Fashion forward?

See bold looks from Turkey’s controversial Modest Fashion Week

Who said modest fashion can’t be glam? Seventy designers and a largely Muslim audience gathered at a railway station in Istanbul from May 13 to May 14 for the first International Modest Fashion Week, hosted by Muslim fashion retailer Modanisa. Turkey, a country where an estimated two-thirds of women wear headscarves, was a fitting place to hold the event. Models glided down the runway covered in floral, floor-length dresses, high necklines, and flowing hijabs, proving that at this spring show, skin wasn’t in. “[We want] to create mainstream fashion out of modest fashion and to energize Islamic communities to produce [clothing] for Muslim women,” said Modanisa CEO Kerim Türe. “They want to have their rules but they also want to look chic.”

With worldwide spending on Muslim clothing projected to grow to $327 billion by 2020, modest fashion is about to become a booming market. In the past several months, Uniqlo launched a line of hijabs with designer Hana Tajima, and Italian fashion house Dolce & Gabbana released a collection of hijabs and abayas. Outside of haute couture, Danish sportswear company Hummel designed new soccer uniforms with built-in hijabs for the Afghan women’s soccer, and Barbie recently received a hijabi makeover.

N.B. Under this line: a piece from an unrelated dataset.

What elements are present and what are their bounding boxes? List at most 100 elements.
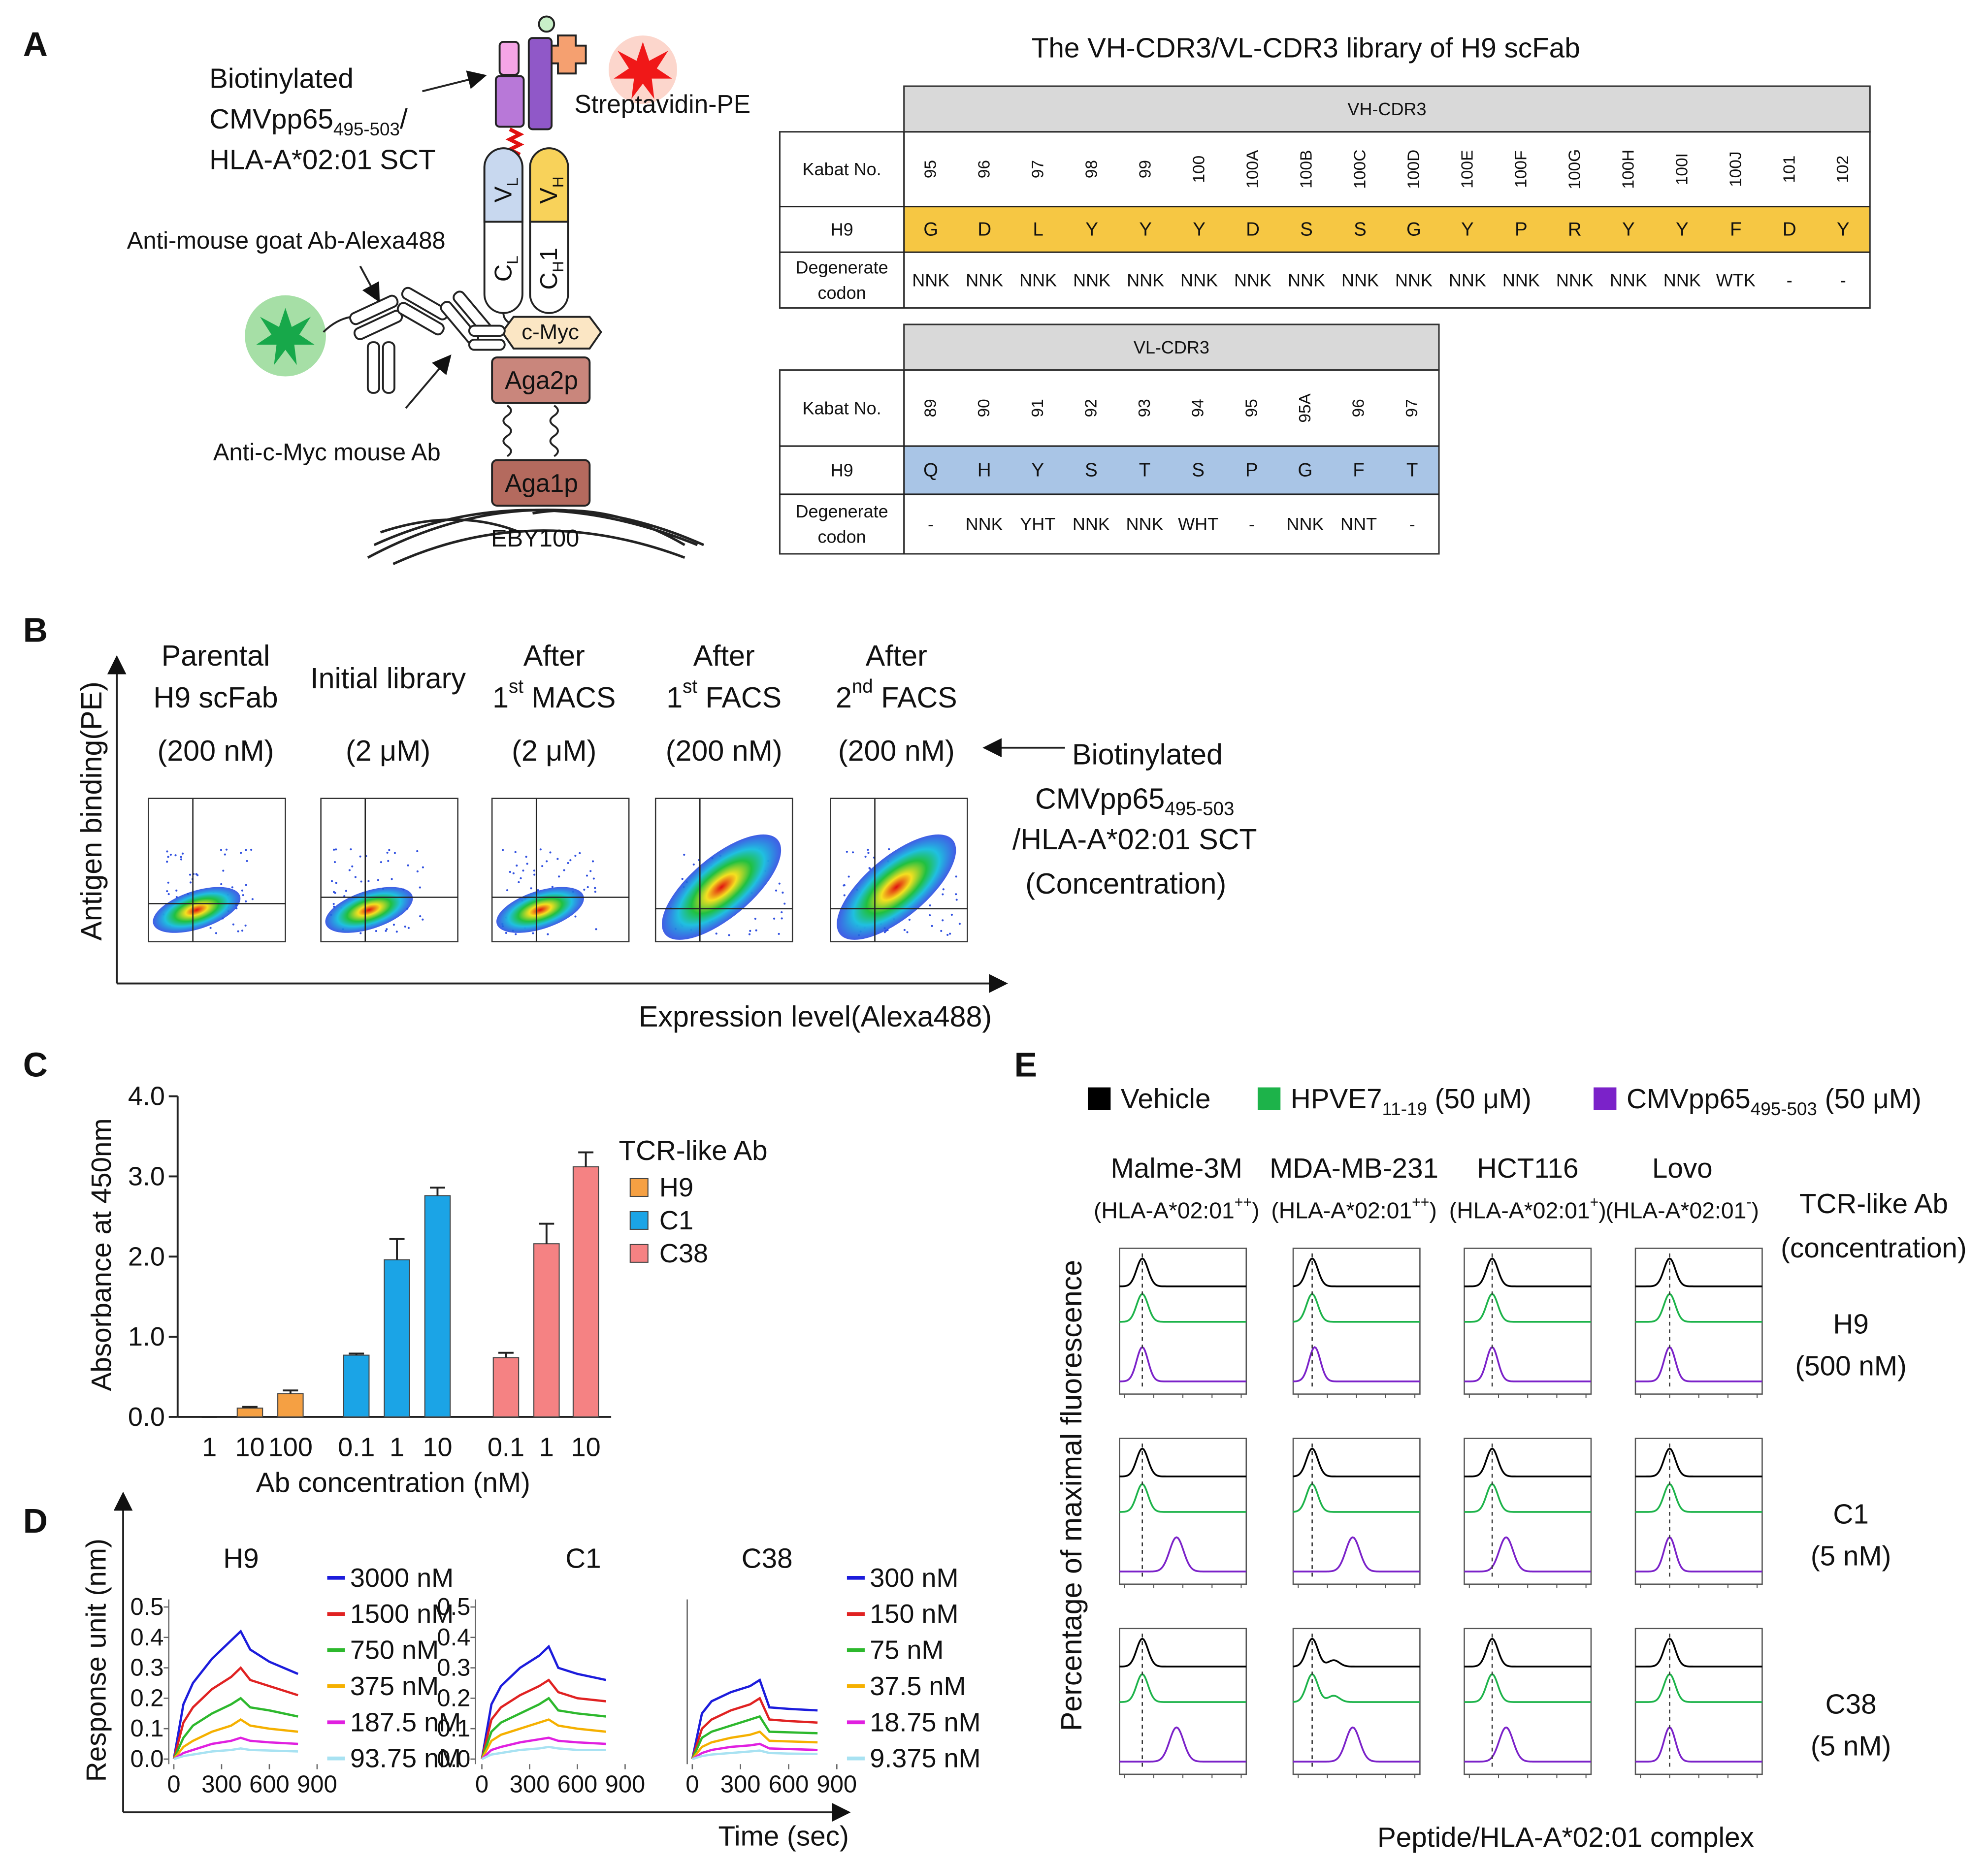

Despite the popularity of Modest Fashion Week, many were skeptical or disapproving. “In a society that said public space is neutral, religiously neutral, you now have conservative fashion week,” said Mary Lou O’Neil, director of the Gender and Women’s Studies Research Center at Kadir Has University in Istanbul. “[It’s] a visually stunning development for a lot of people and it certainly bothers a lot of people.”

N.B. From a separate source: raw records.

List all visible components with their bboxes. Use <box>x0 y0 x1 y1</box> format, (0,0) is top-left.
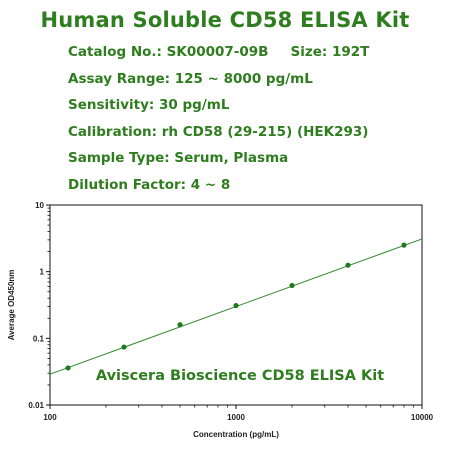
data-point <box>401 242 407 248</box>
data-point <box>345 262 351 268</box>
x-tick-label: 10000 <box>411 413 434 422</box>
spec-list: Catalog No.: SK00007-09B Size: 192T Assay… <box>68 39 369 198</box>
sensitivity: Sensitivity: 30 pg/mL <box>68 97 230 113</box>
dilution-factor: Dilution Factor: 4 ~ 8 <box>68 176 231 193</box>
sample-type: Sample Type: Serum, Plasma <box>68 150 289 166</box>
y-tick-label: 10 <box>35 201 44 210</box>
y-tick-label: 0.1 <box>33 334 45 343</box>
data-point <box>65 365 71 371</box>
x-tick-label: 100 <box>43 413 57 422</box>
x-axis-label: Concentration (pg/mL) <box>193 430 279 439</box>
axis-ticks: 100 1000 10000 0.01 0.1 1 10 <box>28 201 433 422</box>
calibration: Calibration: rh CD58 (29-215) (HEK293) <box>68 123 369 140</box>
y-tick-label: 1 <box>40 268 45 277</box>
y-tick-label: 0.01 <box>28 401 44 410</box>
chart-annotation: Aviscera Bioscience CD58 ELISA Kit <box>96 368 384 384</box>
data-point <box>121 344 127 350</box>
data-points <box>65 242 407 371</box>
catalog-number: Catalog No.: SK00007-09B <box>68 44 269 60</box>
assay-range: Assay Range: 125 ~ 8000 pg/mL <box>68 70 313 87</box>
catalog-row: Catalog No.: SK00007-09B Size: 192T <box>68 39 369 66</box>
x-tick-label: 1000 <box>227 413 245 422</box>
page-title: Human Soluble CD58 ELISA Kit <box>40 8 410 32</box>
kit-size: Size: 192T <box>290 44 370 60</box>
data-point <box>177 322 183 328</box>
data-point <box>233 302 239 309</box>
y-axis-label: Average OD450nm <box>7 270 16 341</box>
data-point <box>289 282 295 289</box>
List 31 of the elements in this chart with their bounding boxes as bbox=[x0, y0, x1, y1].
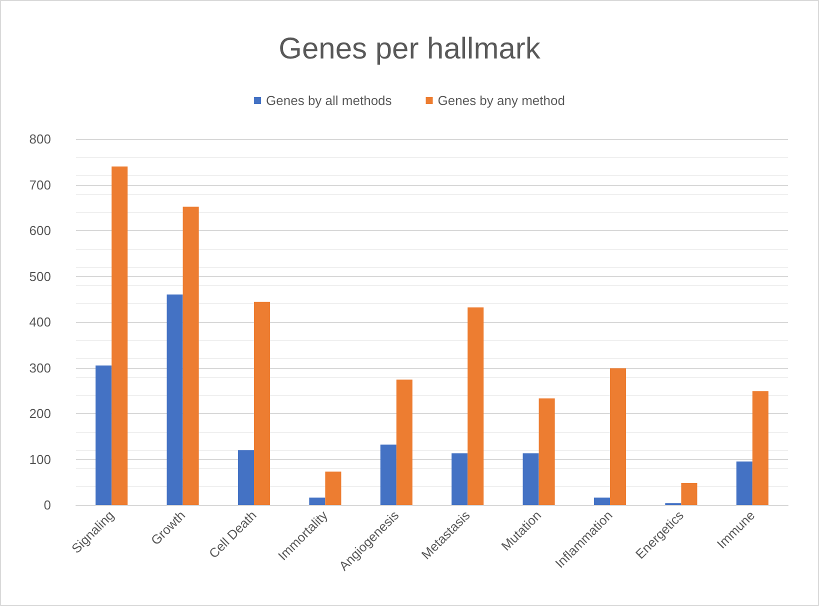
bar bbox=[254, 302, 270, 505]
bar bbox=[380, 444, 396, 505]
bar bbox=[736, 462, 752, 505]
bar bbox=[752, 391, 768, 505]
y-tick-label: 700 bbox=[29, 177, 51, 192]
y-tick-label: 800 bbox=[29, 132, 51, 146]
y-tick-label: 100 bbox=[29, 452, 51, 467]
legend-label: Genes by all methods bbox=[266, 93, 392, 108]
y-tick-label: 600 bbox=[29, 223, 51, 238]
y-tick-label: 300 bbox=[29, 360, 51, 376]
bar bbox=[96, 365, 112, 505]
chart-title: Genes per hallmark bbox=[278, 32, 542, 66]
bar bbox=[309, 498, 326, 505]
y-tick-label: 500 bbox=[29, 268, 51, 284]
legend-label: Genes by any method bbox=[438, 93, 565, 108]
bar bbox=[112, 166, 128, 505]
bar bbox=[468, 307, 484, 505]
y-tick-label: 200 bbox=[29, 406, 51, 421]
bar bbox=[681, 483, 698, 505]
y-tick-label: 0 bbox=[44, 498, 51, 512]
bar bbox=[182, 206, 199, 505]
bar bbox=[396, 380, 412, 505]
bar bbox=[610, 368, 626, 505]
bar bbox=[452, 453, 468, 505]
bar bbox=[166, 294, 183, 505]
y-tick-label: 400 bbox=[29, 314, 51, 330]
bar bbox=[538, 398, 555, 505]
bar bbox=[594, 498, 610, 505]
bar bbox=[522, 453, 539, 505]
bar bbox=[325, 472, 342, 505]
bar bbox=[238, 450, 254, 505]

Protesters from the Free Thought and Education Rights Association (Özgür-Der) convened outside the event to voice their concerns and chant “God is great” in Arabic.

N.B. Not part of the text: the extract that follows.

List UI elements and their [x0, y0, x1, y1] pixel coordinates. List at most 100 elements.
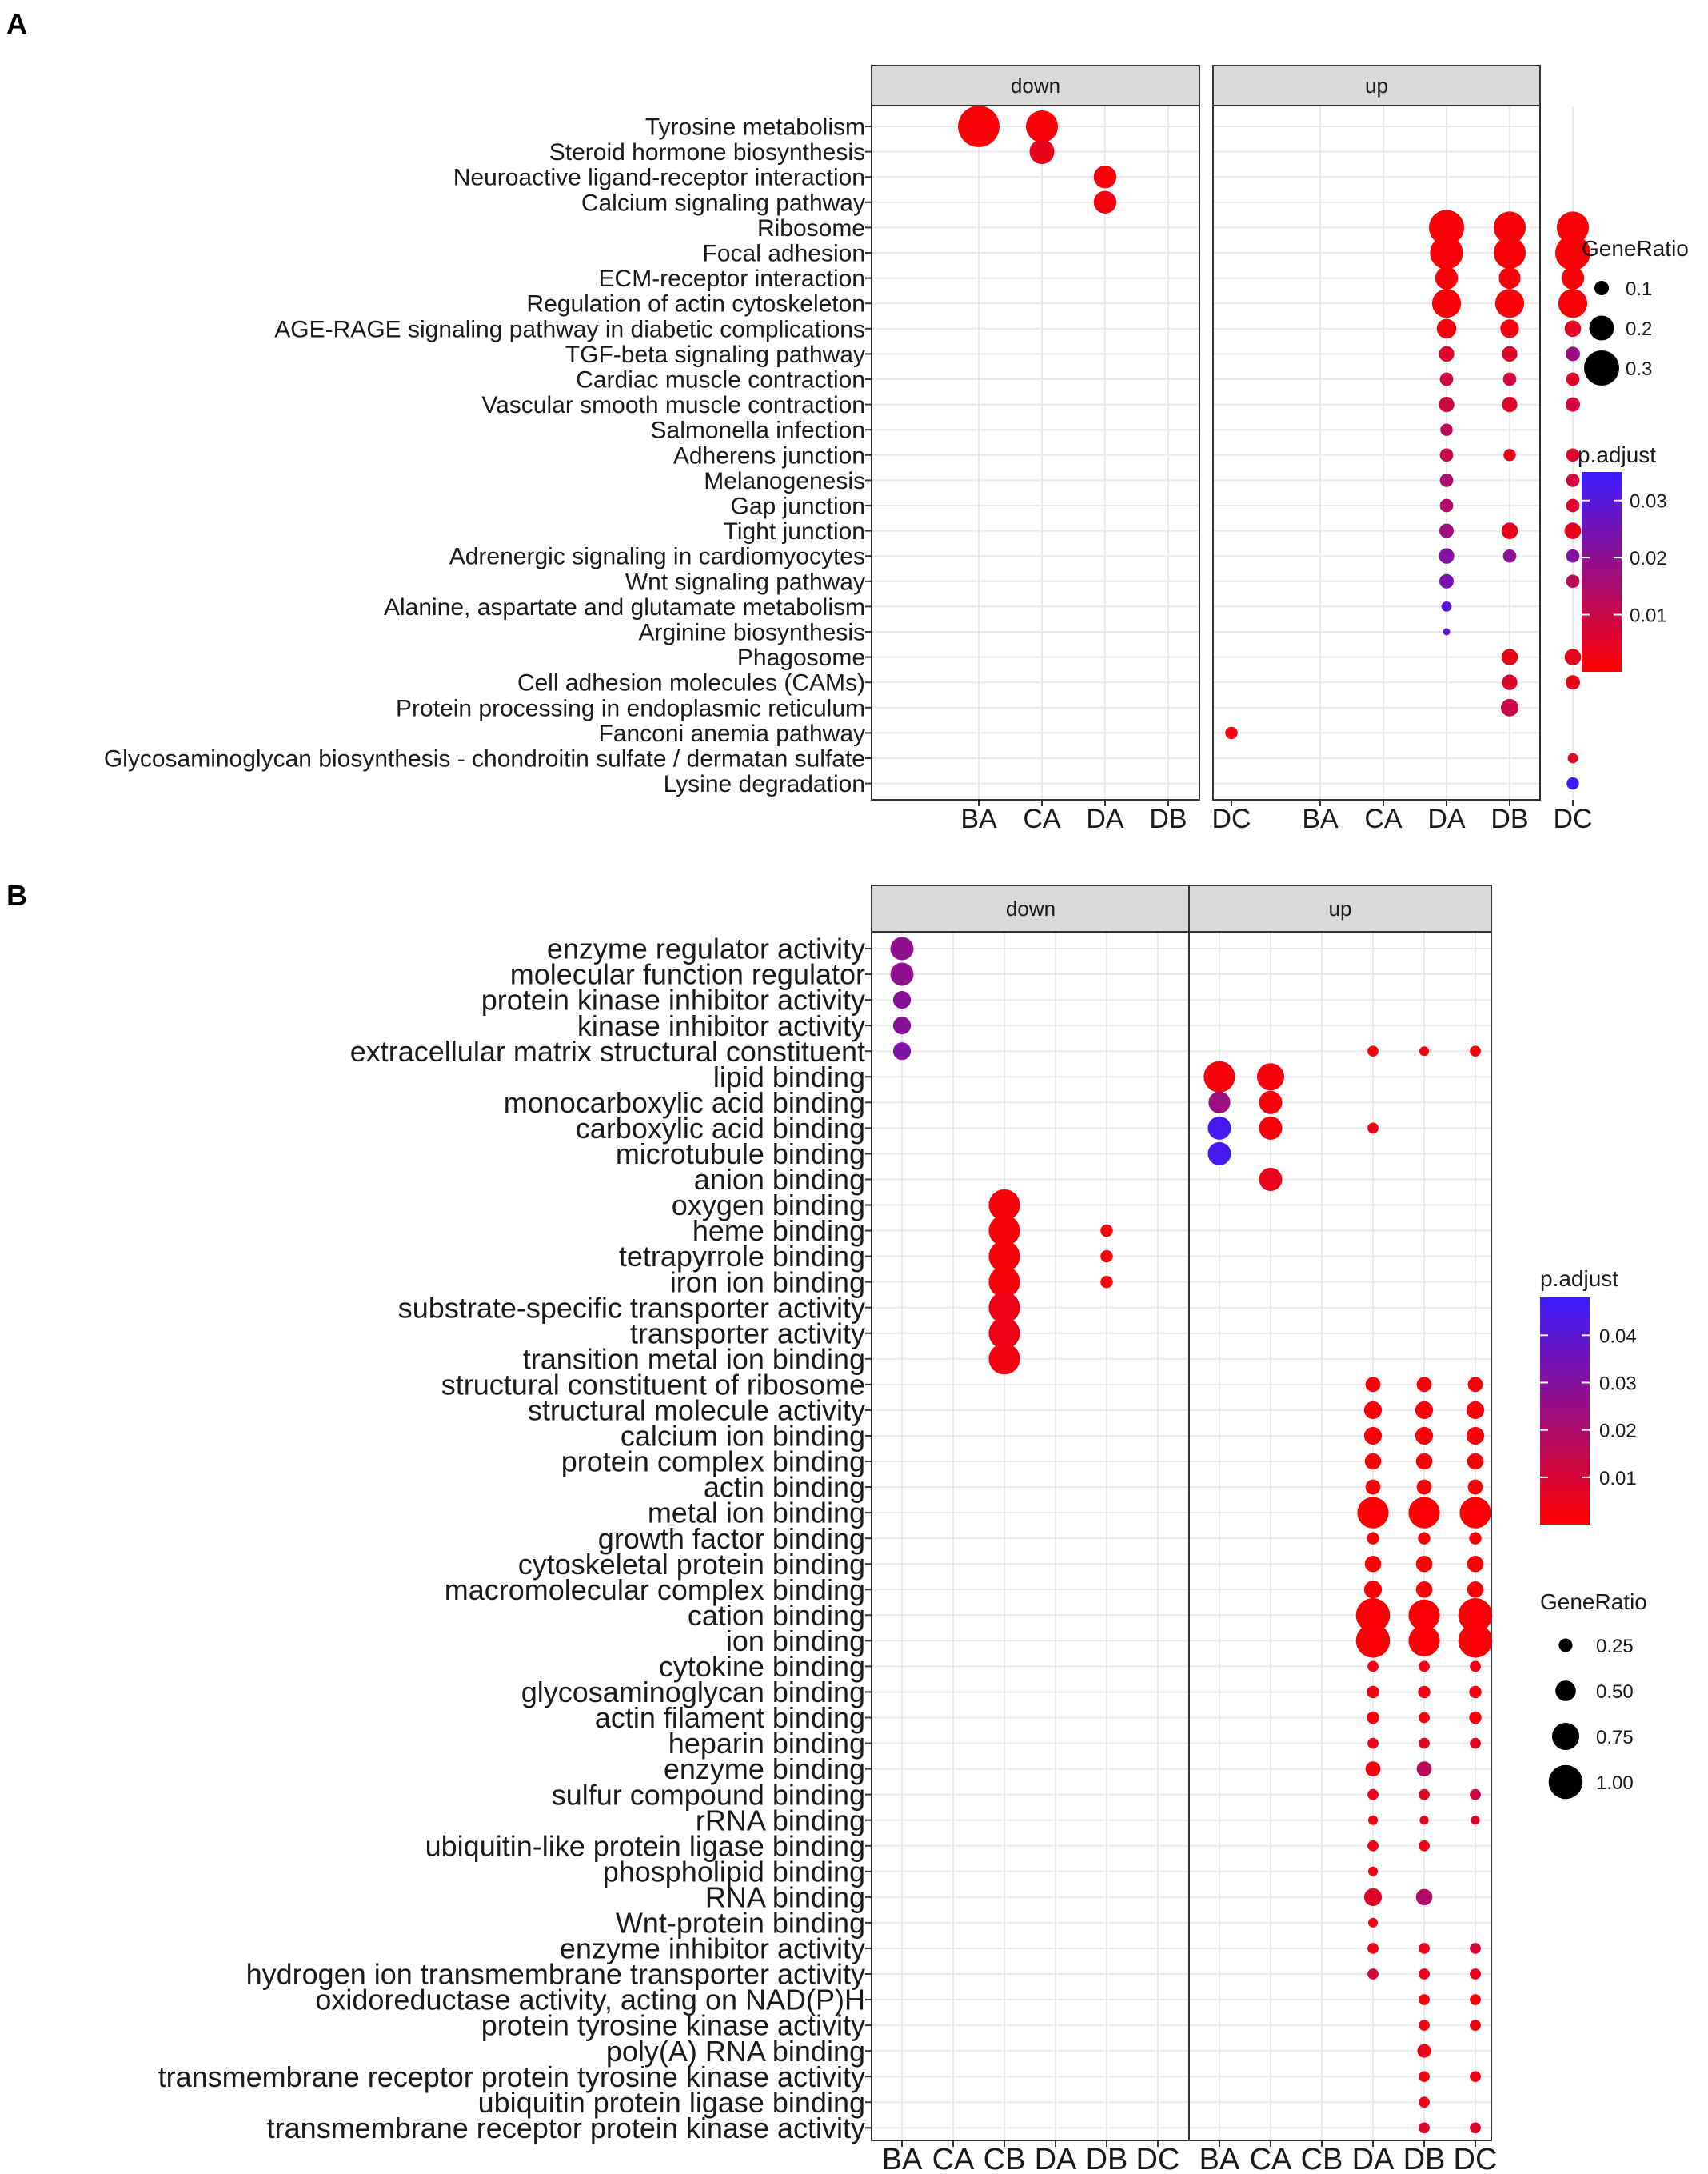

“It is worth noting that the reference point of the headscarf, which is seen as a simple commodity or advertisement good by some people, is in fact chastity and identity,” said Emine Nur Çakır, a spokesperson for the group. “The headscarf, which symbolizes a stand, a lifestyle, an Islamic identity, is being sacrificed in the name of fashion — a product of capitalism, a system equivalent to the jahiliyyah [pre-Islamic age of ignorance] lifestyle.”

Such an eye-catching event, directed towards a conservative crowd in what is supposed to be a religiously neutral space, was bound to ruffle some feathers.